This guide will walk you through the process of generating a Certificate Signing Request (CSR) in Exchange 2013 using the tools accessible through a web browser. In this example, we’ll generate the CSR on the server named “MAIL” for the domains mail.ncssltest.info, ncssltest.infoនិង autodiscover.ncssltest.info.
How to CSR Generation in Exchange 2013 EAC
During the setup of your Exchange server, it’s common to specify the same subdomain “mail” for most services like OWA (Outlook Web Access) or OAB (Offline Address Book).
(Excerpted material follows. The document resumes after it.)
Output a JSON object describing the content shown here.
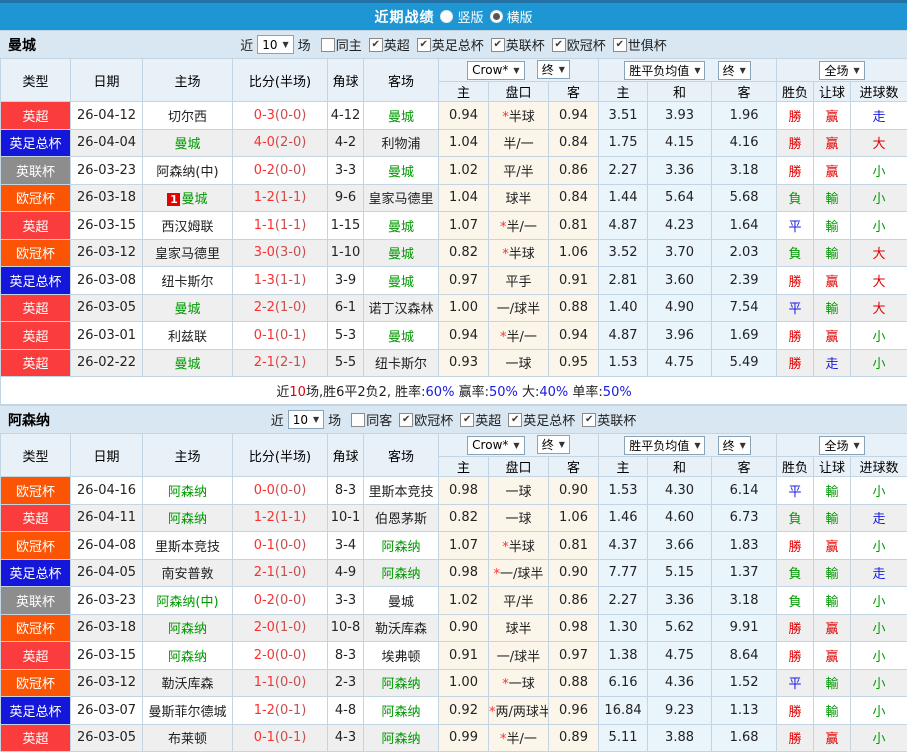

For Autodiscover services, the subdomain “autodiscover” is typically used, and Outlook Anywhere is often accessible via the subdomain “oa”.
The Certificate Signing Request can be generated in the Exchange Administration Center.
ជំហានទី 1
First, open your Exchange Administration Center in the web browser (usually done via https://localhost/ecp) and navigate to ម៉ាស៊ីនបម្រើ >> វិញ្ញាបនប័ត្រ. Then click on the “+” button to open the Exchange certificate wizard.
ជំហានទី 2
ជ្រើស Create a request for a certificate from a certification authority ហើយចុចបន្ទាប់។
ជំហានទី 3
Give your certificate a ឈ្មោះមិត្តភាព and click Next to continue. The friendly name is created for the server administrator to identify the certificate later. It is not the ឈ្មោះដែនត្រឹមត្រូវ name itself.
ជំហានទី 4
In the next step, you will be given the option to create a CSR for a ជំនួស domain. Although Wildcard certificates are accepted and supported by Exchange 2013, they are not recommended as they may be not compliant with other server products which do not support them. If you are using a multi-domain (aka other names – SAN or UCC) certificate, you can skip this step by clicking បន្ទាប់.
ជំហានទី 5
ចុច រកមើល ហើយជ្រើសយក Exchange server where the pending CSR will be stored on, then click បន្ទាប់.
ជំហានទី 6
ពីបញ្ជីជ្រើសយក ។ to be secured with the certificate using Ctrl+Click. The step should be omitted for Wildcard certificates.
ជំហានទី 7
On the next screen, you can review the បញ្ជី of domains/subdomains which will be included in your certificate. If different services are using the same subdomain, it will be shown in the list only once. Extra domains can be added using the “+” button if needed.
ចំណាំ: The server internal name is added to the list by the server. Various other names may also appear, depending on how the previous step was completed. Due to the restrictions of CA/Browser forum, the Certificate Authorities do not issue certificates for internal/local domain names. Remove the internal domain name from the list using the “-” button.
ជំហានទី 8
After the list of names has been reviewed and edited according to your preferences, click បន្ទាប់.
ជំហានទី 9
In this step, you will fill in the អង្គការ details. Short descriptions of these fields are listed below:
- ឈ្មោះអង្គការ: the name of your company. If the certificate is not being used for a company or organization, you may enter “NA”. In most cases, domain-validated certificates are sufficient for the Exchange server so this will not cause any issues.
- Department name: the department within your organization. “NA” can be also used here if there is no department in your company.
- Country/Region name: select your country from the drop-down list. This field refers to the country in which your domain is registered/operating.
- City/Locality: the full name of your city.
- រដ្ឋ / ខេត្ត: the full name of your state or province. You may re-enter the city name if there are no states or other regional identifiers in your country.
ចំណាំ: All fields should contain only អក្សរក្រមលេខ symbols (A-Z, a-z, 0-9); special characters (“&”, “/”, “^”, “â”, etc.) are not allowed.
ជំហានទី 10
បញ្ចូល ផ្លូវ to the folder on your computer in which the CSR will be saved. In this example, the file will be saved in the “certs” folder on the disk C://. ចំណាំ: the destination folder should be created in advance. The system offers to save the file with .req extensions, however you will need only its text, so you are free to use .txt extension.
ជំហានទី 11
បន្ទាប់ពីចុច។ បញ្ចប់អ្នកនឹងឃើញរបស់អ្នក។ មិនទាន់សម្រេច certificate request in the Certificates menu.
ជំហានទី 12
The file can then be found in your computer using the path that was specified in the step 10. Please use the whole text (including Begin and End headers) for certificate ការធ្វើឱ្យសកម្ម.
ជំហានទី 13
After the certificate is issued by the Certificate Authority, you will be able to install it using ការណែនាំនេះ.